Belajar adalah suatu aktivitas mental atau psikis, yang berlangsung dalam interaksi aktif dengan lingkungan, yang menghasilkan perubahan-perubahan dalam pengetahuan-pemahaman, ketrampilan dan nilai-sikap. Perubahan itu bersifat relatif konstan dan berbekas.

Dari definisi di atas nampak bahwa manusia dapat belajar melalui interaksi dengan lingkungan, yaitu dalam bergaul dengan orang, dalam memegang benda dan dalam menghadapi peristiwa. Namun, tidak sembarang berada di tengah-tengah lingkungan, menjamin adanya proses belajar. Orangnya harus aktif sendiri, melibatkan diri dengan segala pemikiran, kemauan dan perasaannya. Maka dari itu orang tua sebagai pendidik dalam keluarga perlu memperhatikan perubahan pada diri anak dalam hal kebiasaan, pengetahuan, sikap selama pengalaman belajar itu berlangsung.

Sumadi Suryabrata (1993:247) yang menegaskan kembali pandangan Cronbach bahwa definisi belajar adalah dengan mengalami, dan dengan mengalami itu si pelajar mempergunakan panca inderanya. Definisi tersebut mengartikan bahwa dalam belajar sangat dibutuhkan kemauan untuk terlibat aktif dalam proses belajar, baik dengan melihat, merasakan dan juga mengalaminya sendiri.

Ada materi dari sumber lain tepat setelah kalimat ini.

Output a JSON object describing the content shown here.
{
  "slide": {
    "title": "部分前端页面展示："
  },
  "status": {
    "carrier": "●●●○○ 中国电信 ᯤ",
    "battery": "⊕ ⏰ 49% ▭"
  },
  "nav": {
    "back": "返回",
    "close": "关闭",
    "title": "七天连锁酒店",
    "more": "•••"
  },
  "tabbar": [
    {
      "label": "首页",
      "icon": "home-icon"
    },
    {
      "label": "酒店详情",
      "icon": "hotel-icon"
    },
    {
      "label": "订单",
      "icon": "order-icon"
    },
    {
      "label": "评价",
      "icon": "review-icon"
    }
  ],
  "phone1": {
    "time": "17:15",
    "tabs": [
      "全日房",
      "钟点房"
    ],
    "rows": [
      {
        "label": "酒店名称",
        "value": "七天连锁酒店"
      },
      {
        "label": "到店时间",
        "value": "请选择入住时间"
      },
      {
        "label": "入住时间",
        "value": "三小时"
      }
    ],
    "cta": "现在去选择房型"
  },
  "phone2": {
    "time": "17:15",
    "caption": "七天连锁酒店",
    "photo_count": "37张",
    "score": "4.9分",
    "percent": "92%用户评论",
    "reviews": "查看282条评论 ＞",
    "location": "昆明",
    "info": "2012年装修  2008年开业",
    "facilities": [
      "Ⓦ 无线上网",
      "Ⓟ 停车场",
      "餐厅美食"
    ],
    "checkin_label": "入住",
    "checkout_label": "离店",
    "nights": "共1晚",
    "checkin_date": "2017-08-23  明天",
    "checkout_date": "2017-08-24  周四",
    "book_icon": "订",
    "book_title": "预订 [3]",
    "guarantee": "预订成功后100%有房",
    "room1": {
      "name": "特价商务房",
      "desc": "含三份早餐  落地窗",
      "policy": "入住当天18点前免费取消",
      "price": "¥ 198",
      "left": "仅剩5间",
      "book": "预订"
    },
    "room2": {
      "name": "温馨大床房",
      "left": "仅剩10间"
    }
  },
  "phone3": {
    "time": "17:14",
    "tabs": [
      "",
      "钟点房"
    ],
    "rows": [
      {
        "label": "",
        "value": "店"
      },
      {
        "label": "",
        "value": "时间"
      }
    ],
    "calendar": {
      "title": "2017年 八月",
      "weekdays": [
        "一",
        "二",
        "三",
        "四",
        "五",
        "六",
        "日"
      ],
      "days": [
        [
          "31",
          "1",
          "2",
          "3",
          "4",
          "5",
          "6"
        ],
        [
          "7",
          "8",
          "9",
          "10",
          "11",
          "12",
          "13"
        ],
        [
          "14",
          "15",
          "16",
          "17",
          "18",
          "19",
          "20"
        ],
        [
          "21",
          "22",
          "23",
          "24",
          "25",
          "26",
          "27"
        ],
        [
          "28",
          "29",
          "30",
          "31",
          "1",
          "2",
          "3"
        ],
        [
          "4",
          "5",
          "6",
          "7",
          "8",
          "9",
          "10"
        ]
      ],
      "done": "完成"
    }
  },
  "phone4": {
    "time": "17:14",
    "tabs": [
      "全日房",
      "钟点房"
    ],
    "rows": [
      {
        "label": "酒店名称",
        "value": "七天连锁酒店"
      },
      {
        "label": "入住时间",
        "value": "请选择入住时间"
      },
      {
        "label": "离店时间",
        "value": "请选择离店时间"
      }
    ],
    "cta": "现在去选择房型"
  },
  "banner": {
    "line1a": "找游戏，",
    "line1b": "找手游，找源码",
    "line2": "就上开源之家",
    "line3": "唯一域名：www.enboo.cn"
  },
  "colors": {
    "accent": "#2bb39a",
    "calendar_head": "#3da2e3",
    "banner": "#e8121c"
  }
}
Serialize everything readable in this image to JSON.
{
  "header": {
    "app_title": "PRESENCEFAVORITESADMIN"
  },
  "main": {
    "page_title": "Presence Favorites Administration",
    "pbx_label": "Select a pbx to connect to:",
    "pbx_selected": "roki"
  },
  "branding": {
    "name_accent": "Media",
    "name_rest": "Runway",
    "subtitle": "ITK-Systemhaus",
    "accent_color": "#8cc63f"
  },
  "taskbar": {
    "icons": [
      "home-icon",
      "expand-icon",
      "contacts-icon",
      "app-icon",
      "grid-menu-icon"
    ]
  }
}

Definisi di atas mempunyai kesamaan di mana untuk belajar itu dibutuhkan keterlibatan langsung dari si pelajar. Berkenaan dengan ini dapatlah dikatakan bahwa belajar adalah sebagai proses perubahan dari belum mampu menjadi sudah mampu, terjadi dalam jangka waktu tertentu. Perubahan itu merupakan suatu hasil belajar dan mengakibatkan manusia berubah dalam pengetahuan, perasaan, perilaku, kebiasaan, nilai, dan sikap. Perubahan yang terjadi bersifat menetap (permanen) dan tidak hanya terjadi pada perilaku yang saat ini nampak tetapi juga pada perilaku yang mungkin terjadi di masa mendatang. Hal lain yang perlu diperhatikan ialah bahwa perubahan-perubahan tersebut terjadi karena pengalaman. Perubahan yang terjadi karena pengalaman ini yang membedakan perubahan-perubahan lain yang disebabkan kerusakan fisik (karena penyakit atau kecelakaan), atau sebab-sebab lain yang menyebabkan perubahan non permanen (lelah, mengantuk dan sebagainya).